John Tilbury's three consecutive days of recitals form the centrepiece of the CCA's short but imaginative contemporary music series in the Gallery. His afternoon recitals are devoted to the work of the iconocastic English experimentalist Cornelius Cardew; however, he began his sequence of more formal evening concerts with the first of two programmes of
the music of an American composer much admired by Cardew, Morton Feldman.
Each of the Feldman concerts features a single long work for solo piano. He plays For Bunita Marcus (1985) tonight, but opened with the slightly earlier Triadic Memories (1981). Both are around 90 minutes long, which is modest by comparison with the four and five-hour durations of some of the works of that period, and carry all the distinctive hallmarks of this so-called late period.
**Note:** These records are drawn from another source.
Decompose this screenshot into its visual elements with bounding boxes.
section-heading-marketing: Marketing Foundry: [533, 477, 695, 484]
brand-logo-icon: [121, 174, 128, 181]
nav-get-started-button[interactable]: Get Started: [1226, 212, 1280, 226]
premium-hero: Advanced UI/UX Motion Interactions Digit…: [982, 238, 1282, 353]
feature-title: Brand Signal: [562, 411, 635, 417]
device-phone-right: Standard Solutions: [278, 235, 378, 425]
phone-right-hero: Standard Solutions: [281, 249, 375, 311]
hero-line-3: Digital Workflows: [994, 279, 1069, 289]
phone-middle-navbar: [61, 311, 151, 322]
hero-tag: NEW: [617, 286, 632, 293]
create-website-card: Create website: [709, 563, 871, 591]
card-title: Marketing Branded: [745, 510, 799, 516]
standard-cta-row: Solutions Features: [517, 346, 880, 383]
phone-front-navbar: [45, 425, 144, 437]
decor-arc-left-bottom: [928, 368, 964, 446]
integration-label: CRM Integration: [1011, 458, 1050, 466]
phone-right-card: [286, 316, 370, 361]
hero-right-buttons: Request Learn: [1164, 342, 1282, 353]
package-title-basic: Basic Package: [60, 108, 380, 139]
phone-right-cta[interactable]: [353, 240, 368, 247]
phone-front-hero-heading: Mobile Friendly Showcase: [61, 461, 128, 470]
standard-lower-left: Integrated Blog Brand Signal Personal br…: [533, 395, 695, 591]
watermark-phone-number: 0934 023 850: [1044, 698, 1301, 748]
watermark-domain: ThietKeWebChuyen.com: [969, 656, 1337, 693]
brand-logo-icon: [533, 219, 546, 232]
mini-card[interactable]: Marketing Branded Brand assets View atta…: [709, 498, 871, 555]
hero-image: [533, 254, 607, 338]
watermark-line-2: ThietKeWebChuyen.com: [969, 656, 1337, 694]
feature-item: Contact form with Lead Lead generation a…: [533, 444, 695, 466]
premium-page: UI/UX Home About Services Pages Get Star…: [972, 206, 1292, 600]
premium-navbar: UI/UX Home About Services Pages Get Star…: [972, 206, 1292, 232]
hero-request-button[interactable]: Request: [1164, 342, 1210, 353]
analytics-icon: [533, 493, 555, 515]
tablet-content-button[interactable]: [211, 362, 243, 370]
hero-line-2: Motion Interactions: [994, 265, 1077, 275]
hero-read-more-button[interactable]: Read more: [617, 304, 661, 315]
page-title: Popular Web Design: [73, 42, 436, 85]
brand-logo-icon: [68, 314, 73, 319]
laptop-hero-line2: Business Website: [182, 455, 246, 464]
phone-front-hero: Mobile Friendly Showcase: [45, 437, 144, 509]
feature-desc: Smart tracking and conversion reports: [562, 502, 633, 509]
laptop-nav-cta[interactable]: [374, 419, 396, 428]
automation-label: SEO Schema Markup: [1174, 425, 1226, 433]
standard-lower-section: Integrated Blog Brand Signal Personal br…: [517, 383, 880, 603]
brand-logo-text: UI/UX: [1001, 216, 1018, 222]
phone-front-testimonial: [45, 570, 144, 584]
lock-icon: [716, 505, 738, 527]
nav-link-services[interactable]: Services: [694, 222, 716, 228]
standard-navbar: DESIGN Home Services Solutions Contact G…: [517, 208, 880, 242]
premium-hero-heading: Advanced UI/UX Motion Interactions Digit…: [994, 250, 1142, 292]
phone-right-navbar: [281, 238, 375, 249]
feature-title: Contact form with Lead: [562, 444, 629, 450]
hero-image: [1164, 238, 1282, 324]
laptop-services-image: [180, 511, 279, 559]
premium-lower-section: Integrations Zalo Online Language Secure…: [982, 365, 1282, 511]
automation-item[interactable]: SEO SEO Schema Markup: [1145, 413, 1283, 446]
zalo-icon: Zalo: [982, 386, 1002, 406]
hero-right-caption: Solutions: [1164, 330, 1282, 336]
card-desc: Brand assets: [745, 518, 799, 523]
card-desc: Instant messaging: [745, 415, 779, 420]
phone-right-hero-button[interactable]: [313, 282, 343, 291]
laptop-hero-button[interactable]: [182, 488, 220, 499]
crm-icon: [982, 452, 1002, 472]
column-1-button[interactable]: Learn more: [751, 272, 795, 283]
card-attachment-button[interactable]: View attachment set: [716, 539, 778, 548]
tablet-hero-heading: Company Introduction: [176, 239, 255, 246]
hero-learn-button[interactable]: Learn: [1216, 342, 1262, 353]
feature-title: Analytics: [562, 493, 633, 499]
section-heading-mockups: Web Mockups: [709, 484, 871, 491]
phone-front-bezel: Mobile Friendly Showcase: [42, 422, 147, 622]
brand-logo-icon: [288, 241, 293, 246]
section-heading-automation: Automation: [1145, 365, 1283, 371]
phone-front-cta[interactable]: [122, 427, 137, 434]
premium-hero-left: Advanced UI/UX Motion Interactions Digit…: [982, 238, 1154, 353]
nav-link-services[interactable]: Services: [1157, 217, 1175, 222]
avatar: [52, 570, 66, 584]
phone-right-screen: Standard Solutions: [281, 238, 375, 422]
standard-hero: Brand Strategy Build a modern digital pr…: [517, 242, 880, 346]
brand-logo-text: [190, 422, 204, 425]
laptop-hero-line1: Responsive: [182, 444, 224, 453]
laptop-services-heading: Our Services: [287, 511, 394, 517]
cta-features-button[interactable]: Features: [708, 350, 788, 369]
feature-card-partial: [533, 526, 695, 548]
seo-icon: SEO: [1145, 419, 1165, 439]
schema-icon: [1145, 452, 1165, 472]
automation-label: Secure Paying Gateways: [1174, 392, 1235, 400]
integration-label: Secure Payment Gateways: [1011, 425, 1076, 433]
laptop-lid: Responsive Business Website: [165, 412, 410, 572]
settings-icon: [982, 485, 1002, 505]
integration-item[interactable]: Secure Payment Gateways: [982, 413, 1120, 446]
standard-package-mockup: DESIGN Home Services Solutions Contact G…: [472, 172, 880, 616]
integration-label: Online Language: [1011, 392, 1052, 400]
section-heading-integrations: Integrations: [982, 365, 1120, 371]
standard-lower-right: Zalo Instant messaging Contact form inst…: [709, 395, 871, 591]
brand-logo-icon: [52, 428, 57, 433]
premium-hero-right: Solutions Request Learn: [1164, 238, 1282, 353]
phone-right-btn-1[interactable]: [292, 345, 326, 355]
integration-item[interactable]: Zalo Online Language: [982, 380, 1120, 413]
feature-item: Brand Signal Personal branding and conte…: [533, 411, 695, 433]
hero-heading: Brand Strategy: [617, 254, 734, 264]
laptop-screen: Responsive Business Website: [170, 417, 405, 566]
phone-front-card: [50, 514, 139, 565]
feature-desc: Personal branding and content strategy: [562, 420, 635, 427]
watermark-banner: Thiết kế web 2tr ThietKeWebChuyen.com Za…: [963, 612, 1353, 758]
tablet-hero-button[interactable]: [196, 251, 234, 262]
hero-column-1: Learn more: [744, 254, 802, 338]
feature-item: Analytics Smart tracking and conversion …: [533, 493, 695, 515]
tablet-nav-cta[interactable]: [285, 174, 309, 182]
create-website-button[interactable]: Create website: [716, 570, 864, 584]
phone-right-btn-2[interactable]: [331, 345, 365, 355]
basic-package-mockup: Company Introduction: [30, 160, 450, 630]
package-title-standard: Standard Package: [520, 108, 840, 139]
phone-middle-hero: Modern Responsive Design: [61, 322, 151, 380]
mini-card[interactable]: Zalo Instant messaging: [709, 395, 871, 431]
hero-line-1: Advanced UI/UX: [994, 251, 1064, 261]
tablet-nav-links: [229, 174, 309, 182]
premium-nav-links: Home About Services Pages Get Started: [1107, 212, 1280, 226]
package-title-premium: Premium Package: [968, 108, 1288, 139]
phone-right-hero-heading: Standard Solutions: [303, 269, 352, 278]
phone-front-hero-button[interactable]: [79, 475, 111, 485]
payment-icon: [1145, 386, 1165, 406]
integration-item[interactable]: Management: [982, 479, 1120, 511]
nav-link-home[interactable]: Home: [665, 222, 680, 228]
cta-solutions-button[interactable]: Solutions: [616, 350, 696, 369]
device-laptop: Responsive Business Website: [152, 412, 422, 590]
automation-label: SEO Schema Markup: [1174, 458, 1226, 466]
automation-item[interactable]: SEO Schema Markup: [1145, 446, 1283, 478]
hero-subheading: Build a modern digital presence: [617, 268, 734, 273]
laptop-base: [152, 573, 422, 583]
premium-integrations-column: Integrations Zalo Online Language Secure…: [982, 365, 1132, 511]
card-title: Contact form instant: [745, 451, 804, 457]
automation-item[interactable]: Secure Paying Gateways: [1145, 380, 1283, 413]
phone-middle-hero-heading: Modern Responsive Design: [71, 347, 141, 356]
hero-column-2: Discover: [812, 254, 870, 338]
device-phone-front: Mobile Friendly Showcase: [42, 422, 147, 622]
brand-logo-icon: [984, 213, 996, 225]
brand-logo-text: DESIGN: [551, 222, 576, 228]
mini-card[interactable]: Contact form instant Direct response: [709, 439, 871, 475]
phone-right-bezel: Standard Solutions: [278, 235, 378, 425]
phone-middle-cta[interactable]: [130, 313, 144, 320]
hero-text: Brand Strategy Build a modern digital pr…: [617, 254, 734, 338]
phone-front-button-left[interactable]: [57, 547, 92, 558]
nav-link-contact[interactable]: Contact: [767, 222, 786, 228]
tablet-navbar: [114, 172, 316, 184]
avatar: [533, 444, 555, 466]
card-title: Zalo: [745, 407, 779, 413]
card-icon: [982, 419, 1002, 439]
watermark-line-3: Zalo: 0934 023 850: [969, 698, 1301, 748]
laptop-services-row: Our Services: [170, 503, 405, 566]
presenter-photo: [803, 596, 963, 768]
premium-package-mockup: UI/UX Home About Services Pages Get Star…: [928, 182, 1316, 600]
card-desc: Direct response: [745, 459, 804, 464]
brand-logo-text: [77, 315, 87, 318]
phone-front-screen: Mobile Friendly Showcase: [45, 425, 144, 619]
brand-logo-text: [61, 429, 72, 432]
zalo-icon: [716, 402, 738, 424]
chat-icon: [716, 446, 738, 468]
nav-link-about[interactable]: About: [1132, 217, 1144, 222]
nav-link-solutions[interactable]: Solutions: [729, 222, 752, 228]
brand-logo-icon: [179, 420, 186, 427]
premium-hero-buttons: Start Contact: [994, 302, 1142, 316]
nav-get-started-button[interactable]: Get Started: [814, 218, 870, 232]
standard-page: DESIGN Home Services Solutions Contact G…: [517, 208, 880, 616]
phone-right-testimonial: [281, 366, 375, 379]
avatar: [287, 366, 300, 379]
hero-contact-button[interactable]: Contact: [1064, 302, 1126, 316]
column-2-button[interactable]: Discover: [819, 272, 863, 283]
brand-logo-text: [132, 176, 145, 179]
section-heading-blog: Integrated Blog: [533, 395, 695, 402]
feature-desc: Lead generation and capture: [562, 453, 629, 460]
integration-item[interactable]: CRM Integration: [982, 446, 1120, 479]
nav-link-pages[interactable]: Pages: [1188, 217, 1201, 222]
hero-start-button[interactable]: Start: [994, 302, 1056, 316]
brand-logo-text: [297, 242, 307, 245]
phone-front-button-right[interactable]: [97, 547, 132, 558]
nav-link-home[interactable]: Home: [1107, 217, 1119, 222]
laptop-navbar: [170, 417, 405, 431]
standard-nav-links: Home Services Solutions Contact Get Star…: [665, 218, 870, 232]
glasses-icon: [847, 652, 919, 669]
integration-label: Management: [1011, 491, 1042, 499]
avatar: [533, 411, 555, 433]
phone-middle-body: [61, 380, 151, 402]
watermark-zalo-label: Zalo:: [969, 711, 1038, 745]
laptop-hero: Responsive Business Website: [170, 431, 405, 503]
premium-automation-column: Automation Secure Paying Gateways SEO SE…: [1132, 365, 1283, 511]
Feldman's music is something of an acquired taste, but once hooked, the rewards are great.
Triadic Memories requires considerable concentration on the part of both the performer - his music is often played badly because it is is mistakenly thought to be simple - and the listener, a task made more difficult here by the continuous crashing of plates from the CCA's adjacent kitchen.
John Tilbury overcame such distractions in assured style, and dealt sensitively w ith the demands of a music which focuses on sound itself, and on scale and duration rather than any conventional notions of form.
It is never virtuosic in the
usual sense, but is often daringly slow and sparse, built on skeletal or non-existent harmony, subtle variations of soft dynamics, and intricate gradations of tempo, metre, and rhythmic accentuation, while space and silence are an integral part of the musical fabric.